Dr. Andrew Huberman is a neuroscientist and tenured professor in the Department of Neurobiology at Stanford University’s School of Medicine. He has made numerous important contributions to the fields of brain development, brain function, and neural plasticity. He is a McKnight Foundation and Pew Foundation fellow and recipient of the 2017 Cogan Award for his discoveries in the study of vision. Work from the Huberman Laboratory at Stanford Medicine has been consistently published in top journals including Nature, Science, and Cell.

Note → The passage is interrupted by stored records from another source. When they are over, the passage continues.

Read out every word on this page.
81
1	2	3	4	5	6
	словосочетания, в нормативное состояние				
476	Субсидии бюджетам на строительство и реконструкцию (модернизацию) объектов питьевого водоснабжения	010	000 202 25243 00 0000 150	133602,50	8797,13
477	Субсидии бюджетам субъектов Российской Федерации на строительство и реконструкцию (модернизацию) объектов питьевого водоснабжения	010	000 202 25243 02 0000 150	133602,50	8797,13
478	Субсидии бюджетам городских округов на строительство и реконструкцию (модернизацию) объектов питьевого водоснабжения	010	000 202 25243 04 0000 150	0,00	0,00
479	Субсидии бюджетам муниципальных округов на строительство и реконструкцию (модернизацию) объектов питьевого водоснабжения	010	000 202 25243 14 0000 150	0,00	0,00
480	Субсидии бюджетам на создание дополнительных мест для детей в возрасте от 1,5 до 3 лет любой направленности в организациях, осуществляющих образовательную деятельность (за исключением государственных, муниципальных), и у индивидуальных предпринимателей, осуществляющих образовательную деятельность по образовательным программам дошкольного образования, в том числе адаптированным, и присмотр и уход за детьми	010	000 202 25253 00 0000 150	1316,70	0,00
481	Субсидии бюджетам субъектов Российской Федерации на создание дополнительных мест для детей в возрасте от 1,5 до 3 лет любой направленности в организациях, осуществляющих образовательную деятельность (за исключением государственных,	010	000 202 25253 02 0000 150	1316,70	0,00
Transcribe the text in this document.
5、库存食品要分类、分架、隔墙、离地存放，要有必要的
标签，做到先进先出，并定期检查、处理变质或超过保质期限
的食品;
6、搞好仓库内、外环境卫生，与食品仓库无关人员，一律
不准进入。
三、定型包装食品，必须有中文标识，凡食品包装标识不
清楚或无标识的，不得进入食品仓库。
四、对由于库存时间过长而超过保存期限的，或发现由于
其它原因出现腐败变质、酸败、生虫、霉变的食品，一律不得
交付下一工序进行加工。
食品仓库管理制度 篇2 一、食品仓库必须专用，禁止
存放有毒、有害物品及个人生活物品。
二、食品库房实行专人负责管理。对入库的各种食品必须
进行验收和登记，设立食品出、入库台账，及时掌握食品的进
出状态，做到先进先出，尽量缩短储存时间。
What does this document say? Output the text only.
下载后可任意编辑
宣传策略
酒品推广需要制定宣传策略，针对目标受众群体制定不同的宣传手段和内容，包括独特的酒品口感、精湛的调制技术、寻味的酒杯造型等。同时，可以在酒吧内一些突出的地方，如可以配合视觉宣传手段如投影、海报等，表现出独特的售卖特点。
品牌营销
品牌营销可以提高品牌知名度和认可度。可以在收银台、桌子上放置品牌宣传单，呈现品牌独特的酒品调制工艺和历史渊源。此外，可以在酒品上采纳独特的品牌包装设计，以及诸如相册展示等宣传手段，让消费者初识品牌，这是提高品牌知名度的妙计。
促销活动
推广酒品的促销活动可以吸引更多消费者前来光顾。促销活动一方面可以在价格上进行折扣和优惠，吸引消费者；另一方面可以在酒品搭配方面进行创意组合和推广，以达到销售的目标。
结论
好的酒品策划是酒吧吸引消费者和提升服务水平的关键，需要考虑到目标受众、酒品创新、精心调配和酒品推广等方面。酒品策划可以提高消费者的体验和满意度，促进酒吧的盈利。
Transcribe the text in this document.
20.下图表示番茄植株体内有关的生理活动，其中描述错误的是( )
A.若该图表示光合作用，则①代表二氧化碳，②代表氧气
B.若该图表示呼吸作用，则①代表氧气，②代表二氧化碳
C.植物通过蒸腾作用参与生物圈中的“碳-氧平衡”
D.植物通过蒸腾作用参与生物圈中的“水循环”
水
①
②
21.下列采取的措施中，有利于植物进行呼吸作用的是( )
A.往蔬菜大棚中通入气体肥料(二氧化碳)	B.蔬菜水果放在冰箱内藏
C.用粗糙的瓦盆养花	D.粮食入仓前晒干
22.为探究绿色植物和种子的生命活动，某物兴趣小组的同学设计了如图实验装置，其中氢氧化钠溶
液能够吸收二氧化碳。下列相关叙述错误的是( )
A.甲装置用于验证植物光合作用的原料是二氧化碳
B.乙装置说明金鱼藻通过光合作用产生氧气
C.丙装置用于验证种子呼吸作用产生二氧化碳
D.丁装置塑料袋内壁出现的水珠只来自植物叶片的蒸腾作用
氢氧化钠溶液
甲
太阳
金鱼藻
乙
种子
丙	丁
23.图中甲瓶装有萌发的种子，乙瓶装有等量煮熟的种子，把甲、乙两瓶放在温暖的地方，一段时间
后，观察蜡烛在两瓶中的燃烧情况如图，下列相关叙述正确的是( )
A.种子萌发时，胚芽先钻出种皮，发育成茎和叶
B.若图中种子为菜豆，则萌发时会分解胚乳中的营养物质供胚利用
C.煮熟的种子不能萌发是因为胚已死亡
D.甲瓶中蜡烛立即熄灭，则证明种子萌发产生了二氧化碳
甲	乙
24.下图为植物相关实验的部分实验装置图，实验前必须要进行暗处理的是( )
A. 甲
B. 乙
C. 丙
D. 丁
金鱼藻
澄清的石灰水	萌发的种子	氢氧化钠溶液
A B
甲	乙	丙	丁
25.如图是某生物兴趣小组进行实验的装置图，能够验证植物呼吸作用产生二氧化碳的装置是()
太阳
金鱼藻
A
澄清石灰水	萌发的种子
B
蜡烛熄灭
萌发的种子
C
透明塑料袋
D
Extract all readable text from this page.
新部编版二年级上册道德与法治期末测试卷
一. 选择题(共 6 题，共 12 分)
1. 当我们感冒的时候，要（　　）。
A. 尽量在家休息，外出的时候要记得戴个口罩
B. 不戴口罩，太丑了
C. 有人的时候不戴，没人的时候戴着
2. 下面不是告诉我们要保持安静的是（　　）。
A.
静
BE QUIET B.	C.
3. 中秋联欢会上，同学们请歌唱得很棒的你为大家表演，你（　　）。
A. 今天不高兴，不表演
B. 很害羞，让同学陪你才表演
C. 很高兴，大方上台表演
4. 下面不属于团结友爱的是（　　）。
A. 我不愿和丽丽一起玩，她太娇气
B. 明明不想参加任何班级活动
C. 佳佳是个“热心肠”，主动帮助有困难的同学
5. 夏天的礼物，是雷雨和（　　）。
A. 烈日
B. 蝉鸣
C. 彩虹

According to Huberman, there is solid data from several studies on so-called gap effects. Studies ranging from both physical skills and mental skills where people will for instance try to learn the scales on the piano, or a math problem, or a spatial problem, or physical skill. Then at random, every so often, a buzzer will go off and the person will just be told to do nothing. Sit there with eyes closed, or eyes open, and do nothing. Just stopping the learning process for about 10 seconds, and then return to what they are doing after these micro rests.
It turns out that during those micro rests the hippocampus (a brain area that is associated with learning and memory), and the neocortex (another brain area which is also associated with learning and memory), undergoes reply of the thing that the individual is trying to learn at 20 times the speed, also in reverse, just as in sleep. That can lead and has been shown to lead to accelerations in learning.